Do you notice the die-hard two-stroke guys at the races who just love you now?
Yeah, the two-stroke fans—that’s a big thing. We saw this year just having FMF and Fox Racing in the U.S., people are just posting stuff of me. This year I got a bunch more fans. It makes people talk about it for sure. I’m different because I’m not riding the four-stroke—everyone else is. There’s a couple other two-stroke riders, but they’re not winning motos. I’m the only one winning motos on it. So, for sure, for the older guys and the two-stroke fans in general, they’re kind of all pumped about it.

Little change for you this year—Jean-Sebastian Roy, Canada’s second-best motocross rider ever, is the manager now. He’s been working with the team for a while, but now he’s the big boss. How’s that been?
Yeah, it’s been cool this year. I get along really good with JS. With him running the team, it’s not a lot different. The program was strong and he got handed a really good program. He improved some things that maybe weren’t the best before for us, but this year he’s been doing great with that. We’re a small team. There’s not a lot of people on it, but I think he’s done a great job taking care of us. Nothing bad to say about him, for sure.

He was a great trainer back in the day, and he still keeps in pretty good shape. When it comes to fitness, training, or even line selection, that kind of stuff, I imagine he must be a great guy to lean on, right?
Yeah, he’s always there in my corner. For sure, we talk a lot on the race days, just talking about lines, like you said, for sure. We’re doing that kind of stuff. I got to listen to him because he knows it a lot, and he’s done it a lot of times winning those championships. When I have any concerns he’s there to help, and that’s the good part of it.
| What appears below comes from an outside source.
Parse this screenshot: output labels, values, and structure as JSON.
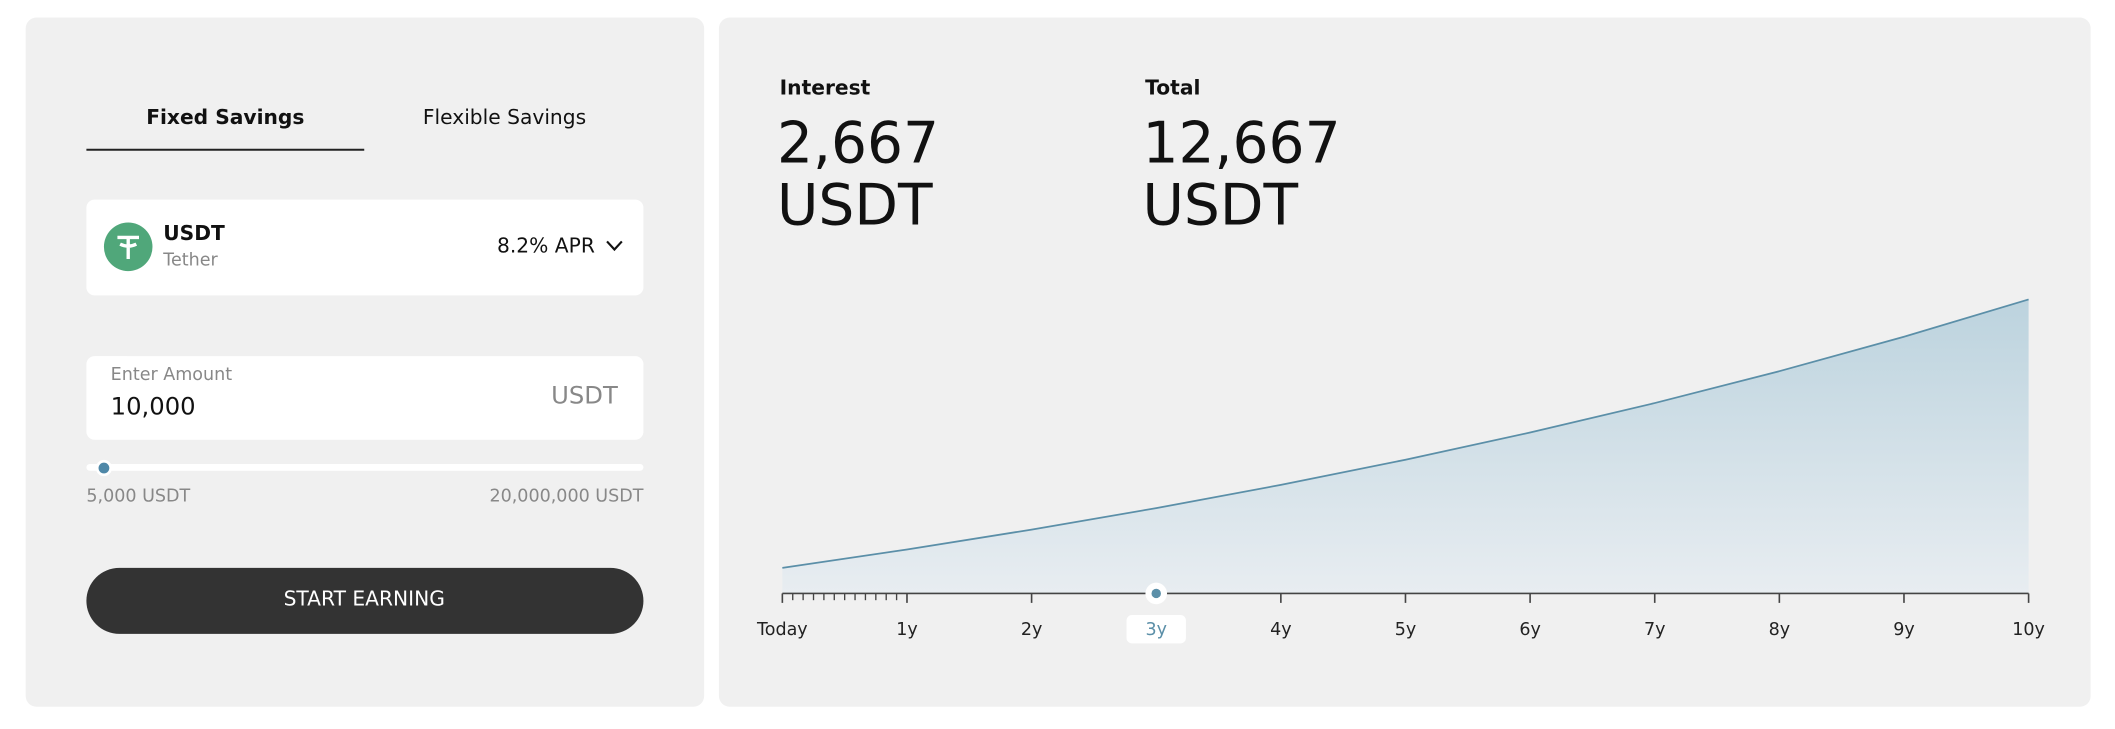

Benoit has an 82-point lead over Jimmy Decotis in the championship standings.
Benoit has an 82-point lead over Jimmy Decotis in the championship standings. photo: James Lissimore

Is your contract up? You’re going to have to move to MX1 next year. What’s the deal for next year?
Before the season, I re-signed my contract for two years, so it was already in the deal that next year I was riding the 450 no matter what, if I was winning or not. Next year, I will be racing for KTM in the MX1 class.

I know you tried to do Geneva SX a couple times, but it hasn’t worked out. Any American stuff planned, or overseas stuff for you?
Well, we were talking, me and my teammate Cole Thompson, last weekend about doing the last AMA National. We haven’t set that in stone right now, but we’re thinking about it. Looking to team up together and go. I would like to do that. It will probably be on the 450 because we don’t have any 250s right now. We’re looking to do that, but it’s not sure yet. But there’s some chances that we show up.

How’s the competition for you been? Early on it was you and Jimmy Decotis for many motos. And then Jeremy Medaglia, of course, has shown some speed here and there. How’s the relationship with those guys, and how is it racing with Decotis and Medaglia and the other guys?
Competition has been really good this year. It was a bit more relaxed than last year. It was a bit easier on the mind. But Jimmy’s a great guy. Had no issues with him. He’s been really fast in some rounds. He had his troubles lately, but he’s probably going to have some other good motos by the end. And Jeremy’s been really solid too, but both guys had bike issues during the season, so it hurt them a bit in the championship. The racing’s been really good. Some people say it was boring a bit in some ones because I was kind of alone out front. But these guys are fast. I got to be honest, for sure, because they’re fast also.